> With current default optmem_max values, this allows about 150 keys on
64bit arches, and 88 keys on 32bit arches.
I think you just solved it for me at least... I was seeing issues after
~147 BGP sessions, so running into this limit would make perfect sense.
I could reproduce it at will just by restarting BIRD, so my issue at
least wasn't any sort of leak.
On 8/25/2015 4:45 PM, Michael Vallaly wrote:
For context on my end; this issue was experienced on physical hardware
(64bit) with Intel 1Gbit NICs (no offloading).
We only noticed this after some length of time, (> 180 days) during
which we likely had < 40 BGP session flaps on our end via Bird.
optmem_max: Maximum ancillary buffer size allowed per socket. Ancillary
data is a sequence of struct cmsghdr structures with appended data. The
default size is 10240 bytes.
According to Eric Dumazet back in 2012 [1]:
<snip>
There is no limit on number of MD5 keys an application can attach to a
tcp socket.
This patch adds a per tcp socket limit based
on /proc/sys/net/core/optmem_max
With current default optmem_max values, this allows about 150 keys on
64bit arches, and 88 keys on 32bit arches.
</snip>
Maybe we are getting multiple/duplicate MD5 keys assigned to the TCP
session somehow?
-Mike
[1] https://patchwork.ozlabs.org/patch/138861/
On Tue, 25 Aug 2015 15:48:44 -0400
Brian Rak <b...@gameservers.com> wrote:
I haven't tried the optmem_max option, but I did some more experimenting..
We have a virtual machine running a nearly identical BIRD config that's
not showing this issue.
The machine with the issue is physical, and has a Mellanox ConnectX
NIC. I'm wondering if there's some limitation with TCP offload there
that's responsible. Disabling TCP offload didn't seem to help though.
On 8/24/2015 4:59 PM, Michael Vallaly wrote:
I saw this problem back in 2013 on Bird 1.3.6 and 3.6+ kernels..
(Re: Strange MD5 Auth problem in BIRD 1.3.8)
AFAIK it was related to kernel socket option memory (or lack there of)
and I can only surmise it was related to some sort of memory leak.
Ondrej Zajicek seemed to think this was an issue in the kernel itself,
but I wasn't able to prove that definitively.

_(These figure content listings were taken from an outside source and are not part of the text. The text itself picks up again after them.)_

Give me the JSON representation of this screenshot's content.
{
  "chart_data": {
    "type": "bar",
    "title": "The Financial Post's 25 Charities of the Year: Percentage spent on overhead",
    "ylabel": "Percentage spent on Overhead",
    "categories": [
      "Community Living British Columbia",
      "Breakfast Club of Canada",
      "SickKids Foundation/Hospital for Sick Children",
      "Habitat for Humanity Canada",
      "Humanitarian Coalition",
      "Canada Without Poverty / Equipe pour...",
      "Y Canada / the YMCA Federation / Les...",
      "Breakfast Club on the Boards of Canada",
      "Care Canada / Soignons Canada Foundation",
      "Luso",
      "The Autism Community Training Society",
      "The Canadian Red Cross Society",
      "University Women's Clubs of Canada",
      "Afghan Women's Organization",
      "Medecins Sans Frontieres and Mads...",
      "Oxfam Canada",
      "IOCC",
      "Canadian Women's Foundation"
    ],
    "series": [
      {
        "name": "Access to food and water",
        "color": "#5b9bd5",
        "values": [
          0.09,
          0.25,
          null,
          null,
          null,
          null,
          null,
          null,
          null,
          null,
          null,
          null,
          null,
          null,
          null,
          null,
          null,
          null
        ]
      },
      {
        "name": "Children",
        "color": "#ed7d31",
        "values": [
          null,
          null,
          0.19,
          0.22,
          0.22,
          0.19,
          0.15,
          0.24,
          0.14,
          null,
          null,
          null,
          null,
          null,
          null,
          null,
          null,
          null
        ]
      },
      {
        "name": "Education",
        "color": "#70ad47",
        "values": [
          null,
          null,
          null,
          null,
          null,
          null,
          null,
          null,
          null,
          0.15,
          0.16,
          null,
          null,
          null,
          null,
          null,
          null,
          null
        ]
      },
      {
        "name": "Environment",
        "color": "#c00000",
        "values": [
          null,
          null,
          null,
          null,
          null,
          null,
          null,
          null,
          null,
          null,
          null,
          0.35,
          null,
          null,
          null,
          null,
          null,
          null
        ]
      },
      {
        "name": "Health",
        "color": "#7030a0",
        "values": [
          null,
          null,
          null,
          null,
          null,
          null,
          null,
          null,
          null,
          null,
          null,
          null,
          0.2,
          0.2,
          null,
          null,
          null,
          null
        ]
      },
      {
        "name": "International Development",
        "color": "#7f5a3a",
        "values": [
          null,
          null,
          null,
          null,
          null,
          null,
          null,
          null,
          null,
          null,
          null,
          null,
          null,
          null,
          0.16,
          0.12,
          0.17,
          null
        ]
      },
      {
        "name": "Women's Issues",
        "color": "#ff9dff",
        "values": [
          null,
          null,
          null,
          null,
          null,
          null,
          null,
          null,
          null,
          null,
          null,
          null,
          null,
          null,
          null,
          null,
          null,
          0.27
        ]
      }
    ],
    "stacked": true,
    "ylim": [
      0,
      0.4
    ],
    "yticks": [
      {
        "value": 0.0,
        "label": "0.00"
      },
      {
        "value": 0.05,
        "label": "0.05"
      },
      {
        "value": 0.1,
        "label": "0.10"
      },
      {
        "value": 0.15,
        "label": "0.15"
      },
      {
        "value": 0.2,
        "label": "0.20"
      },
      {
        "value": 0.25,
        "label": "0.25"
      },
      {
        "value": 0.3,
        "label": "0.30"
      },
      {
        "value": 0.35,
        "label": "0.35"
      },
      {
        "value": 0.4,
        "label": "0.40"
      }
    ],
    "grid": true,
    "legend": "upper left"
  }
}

I was able to work around it (without rebooting) by:
<snip>
echo 40960 > /proc/sys/net/core/optmem_max # Defaults to 20480
</snip>
Which seemed to have deferred the issue, long enough for us to reboot /
not run into it constantly.
If anyone else has any details or info, I would still be interested in
the root-cause analysis and hopefully permanent fix.
-Mike
On Mon, 24 Aug 2015 15:59:06 -0400
Brian Rak <b...@gameservers.com> wrote:
I have a machine running BIRD 1.4.5, and I'm seeing a lot of these
messages when I start it up:
2015-08-24 15:54:26 <ERR> xxxx: Socket error: TCP_MD5SIG: Cannot
allocate memory
2015-08-24 15:54:26 <ERR> yyyy: Socket error: TCP_MD5SIG: Cannot
allocate memory
It also seems like the sessions that report that error do not come up,
and show a status of 'Error: Kernel MD5 auth failed'.
I'm only trying to configure around 200 BGP sessions here, most of which
are advertising a very small number of prefixes.
I don't really see any tunable settings here, any suggestions as to how
I can correct this?